EET appoints CEO to oversee Stanlow transformation

EET Fuels appoints new chief executive of division that will oversee the transformation of Stanley close to the Mersey into the ‘world’s first decarbonised oil refinery’. Tony McDonough reports

Rob Wallace
Rob Wallace, chief executive at EET Hydrogen Power at Stanlow


EET Fuels has hired an experienced energy sector executive to oversee the transition of Stanlow into what it hopes will become the world’s first decarbonised oil refinery.

Rob Wallace will take the helm at EET Hydrogen Power at the huge complex in Ellesmere Port close to the River Mersey. Mr Wallace offers more than 25 years’ experience in the energy sector with roles at ESB, Centrica and Shell.

Most recently he was with the Irish electricity company, ESB, overseeing asset and plant commissioning, commercialisation and the establishment of processes and procedures at all levels at its Carrington Power Station.

Latterly in this role, he took up a newly created role in ESB’s asset development team as a hydrogen manager to deliver ESB’s net zero 2040 strategy.

At Stanlow he will oversee the construction of a new combined heat and power plant (CHP). This will play a significant role in reducing emissions at Stanlow.

More energy efficient than current processes, the CHP will initially deliver a 13% carbon dioxide emissions reduction from the site or 180,000 tonnes per year.

Once powered, a reduction of 740,000 tonnes of carbon dioxide emissions will be achieved, equivalent to taking 350,000 cars off the road.

In a special report in early April, LBN revealed EET Fuels (part of the Essar Oil group) had plans to decarbonise the operations at Stanlow which provides employment for around 1,400 people.

Stanlow is to be the nerve centre of the HyNet hydrogen project. It will be home to a £3bn hydrogen production hub as well as a carbon capture facility. Expected to be operational by late 2027 the plant will supply hydrogen to industrial clients across the North West.

However, there are question marks over its green credentials. HyNet plans to produce hydrogen by burning natural gas with the resulting CO2 emissions captured and stored in porous rock in depleted gas fields under Liverpool Bay.

It has set an ambitious target of capturing 97% of emissions. But environmentalists and a number of energy experts believe this is not achievable and that so-called ‘blue hydrogen’ is just a ruse to allow the fossil fuel industry to prolong the use of gas.

In an interview with LBN in early April Richard Holden, a project manager at Stanlow, said he was confident the operation would be a success. And he explained how EET would use the hydrogen supply to decarbonise its own operations.


Essar Oil UK
A £45m hydrogen enabled furnace at the Stanlow oil refinery in Ellesmere Port. Picture by Tony McDonough


Furnaces are essential to an oil refinery. The process of refining crude oil means it has to be heated to around 470 degrees celsius. Stanlow’s ‘catcracker’ furnace alone accounts for almost half of the refinery’s annual emissions.

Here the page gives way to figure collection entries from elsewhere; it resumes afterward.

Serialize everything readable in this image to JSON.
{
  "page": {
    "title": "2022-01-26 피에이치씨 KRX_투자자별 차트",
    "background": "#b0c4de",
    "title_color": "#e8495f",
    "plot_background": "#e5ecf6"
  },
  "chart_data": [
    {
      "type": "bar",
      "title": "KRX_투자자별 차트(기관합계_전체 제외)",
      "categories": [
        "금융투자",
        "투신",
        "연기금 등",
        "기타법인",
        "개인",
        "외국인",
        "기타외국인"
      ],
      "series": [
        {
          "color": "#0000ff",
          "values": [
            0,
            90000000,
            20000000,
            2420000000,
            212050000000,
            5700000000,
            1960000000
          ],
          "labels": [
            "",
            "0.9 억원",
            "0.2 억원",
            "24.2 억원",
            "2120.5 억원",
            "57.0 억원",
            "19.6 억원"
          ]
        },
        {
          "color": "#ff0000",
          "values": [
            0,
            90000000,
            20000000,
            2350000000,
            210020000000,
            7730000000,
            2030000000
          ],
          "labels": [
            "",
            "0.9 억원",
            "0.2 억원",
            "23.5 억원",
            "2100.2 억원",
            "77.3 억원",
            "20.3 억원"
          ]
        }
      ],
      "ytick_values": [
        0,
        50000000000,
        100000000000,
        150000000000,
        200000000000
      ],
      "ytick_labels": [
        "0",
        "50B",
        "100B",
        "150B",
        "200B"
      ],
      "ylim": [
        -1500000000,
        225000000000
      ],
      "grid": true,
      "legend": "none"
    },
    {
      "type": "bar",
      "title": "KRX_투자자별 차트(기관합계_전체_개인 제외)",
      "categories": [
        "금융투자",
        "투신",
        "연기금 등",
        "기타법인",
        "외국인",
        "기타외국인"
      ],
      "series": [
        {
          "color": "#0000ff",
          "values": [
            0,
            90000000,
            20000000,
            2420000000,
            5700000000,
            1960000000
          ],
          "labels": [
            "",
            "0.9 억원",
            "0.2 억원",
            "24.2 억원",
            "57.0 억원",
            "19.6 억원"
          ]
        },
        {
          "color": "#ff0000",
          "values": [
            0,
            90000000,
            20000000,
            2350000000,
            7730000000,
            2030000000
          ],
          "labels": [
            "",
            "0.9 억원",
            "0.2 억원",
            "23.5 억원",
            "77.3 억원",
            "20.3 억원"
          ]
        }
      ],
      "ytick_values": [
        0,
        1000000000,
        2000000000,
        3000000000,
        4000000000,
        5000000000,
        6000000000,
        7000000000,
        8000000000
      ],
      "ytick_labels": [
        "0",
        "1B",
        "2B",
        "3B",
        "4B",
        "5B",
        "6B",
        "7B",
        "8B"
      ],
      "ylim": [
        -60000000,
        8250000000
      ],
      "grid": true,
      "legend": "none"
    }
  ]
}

READ MORE: £6bn ‘barrage across the Mersey’ takes step forward

Essar has invested in a new £45m furnace which is now installed on the site. Although it can operate using conventional fuels it is also equipped to operate using hydrogen.

Rob Wallace said: “Through its ambitious hydrogen and industrial carbon capture projects, EET has made tremendous steps in recent years to become a leading example of innovation and decarbonisation in the UK

“I’m looking forward to working with the wider team to achieve these plans and support the region’s decarbonisation plans.”